Geoffrey Skelley shares the good news at Sabato’s Crystal Ball: “Gov. Bruce Rauner (R-IL) endured a difficult night on Tuesday. Although he won his party’s primary to earn a reelection shot in November, the contest in some ways confirmed his overall weakness as the most endangered incumbent Republican governor facing the voters in 2018. As such, the Crystal Ball is moving the Illinois gubernatorial contest from Toss-up to Leans Democratic, the first time in the 2018 cycle that we have rated an incumbent U.S. senator, U.S. House member, or governor as an underdog for reelection. Rauner’s vulnerabilities are two-fold: his party base is not solidly behind him — the GOP primary made this abundantly clear — and he faces an energized Democratic Party in what is typically a blue state….With our ratings change, [Democratic nominee J. B.] Pritzker starts the general election campaign with an edge over Rauner. On top of Rauner’s intraparty problems,..At the starting gun, Pritzker holds an early advantage.”

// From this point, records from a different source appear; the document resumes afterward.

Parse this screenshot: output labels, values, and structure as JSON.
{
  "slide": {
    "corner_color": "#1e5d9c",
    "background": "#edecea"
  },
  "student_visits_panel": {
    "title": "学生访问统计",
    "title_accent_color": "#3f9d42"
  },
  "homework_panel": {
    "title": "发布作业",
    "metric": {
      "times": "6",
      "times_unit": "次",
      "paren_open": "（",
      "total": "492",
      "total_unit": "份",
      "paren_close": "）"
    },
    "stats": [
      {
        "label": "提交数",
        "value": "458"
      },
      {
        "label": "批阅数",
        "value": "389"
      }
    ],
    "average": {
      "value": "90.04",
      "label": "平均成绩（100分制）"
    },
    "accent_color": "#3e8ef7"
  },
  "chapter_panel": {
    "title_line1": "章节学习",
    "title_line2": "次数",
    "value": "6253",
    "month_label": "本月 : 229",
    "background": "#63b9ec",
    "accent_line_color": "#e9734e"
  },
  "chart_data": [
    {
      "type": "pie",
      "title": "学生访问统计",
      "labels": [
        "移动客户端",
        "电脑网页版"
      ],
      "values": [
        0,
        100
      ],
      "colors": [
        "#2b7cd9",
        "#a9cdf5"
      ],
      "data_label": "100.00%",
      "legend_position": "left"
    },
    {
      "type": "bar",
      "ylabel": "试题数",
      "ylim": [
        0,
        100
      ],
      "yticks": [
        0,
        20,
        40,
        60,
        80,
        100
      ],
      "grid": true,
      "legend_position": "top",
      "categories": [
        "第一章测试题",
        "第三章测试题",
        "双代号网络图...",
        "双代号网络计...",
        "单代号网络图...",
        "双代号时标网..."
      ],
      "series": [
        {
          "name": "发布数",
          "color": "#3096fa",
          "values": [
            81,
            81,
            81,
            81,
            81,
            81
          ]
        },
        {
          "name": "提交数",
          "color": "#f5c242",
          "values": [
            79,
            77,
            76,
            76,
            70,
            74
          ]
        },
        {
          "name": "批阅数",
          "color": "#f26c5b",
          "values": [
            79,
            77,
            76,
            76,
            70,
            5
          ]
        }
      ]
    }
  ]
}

Few will be shocked by the headline of Margot Sanger-Katz’s, “Getting Sick Can Be Really Expensive, Even for the Insured” in The New York Times. But her findings in the article helps to explain why health care reform remains a leading priority for many voters in 2018, particularly high-turnout seniors. As Sanger-Katz notes, “New research shows that for a substantial fraction of Americans, a trip to the hospital can mean a permanent reduction in income. Some people bounce right back, but many never work as much again. On average, people in their 50s who are admitted to the hospital will experience a 20 percent drop in income that persists for years. Over all, income losses dwarfed the direct costs of medical care…On average, uninsured people in the study owed the hospital $6,000, compared with only $300 for those with insurance. But the average decline in income for both groups was much larger — an average earnings hit of $11,000 by the third year. Much of that average — around 60 percent — came from people who never returned to work at all…To the authors, the lesson of the paper is that standard health insurance isn’t enough — policymakers need to think about ways to better protect people against the income risks that accompany illness.” Clearly America’s health security system should include better wage replacement insurance, sick leave provisions or and broader disability insurance — reforms that could prove popular with senior voters and thise with chronic disabilities.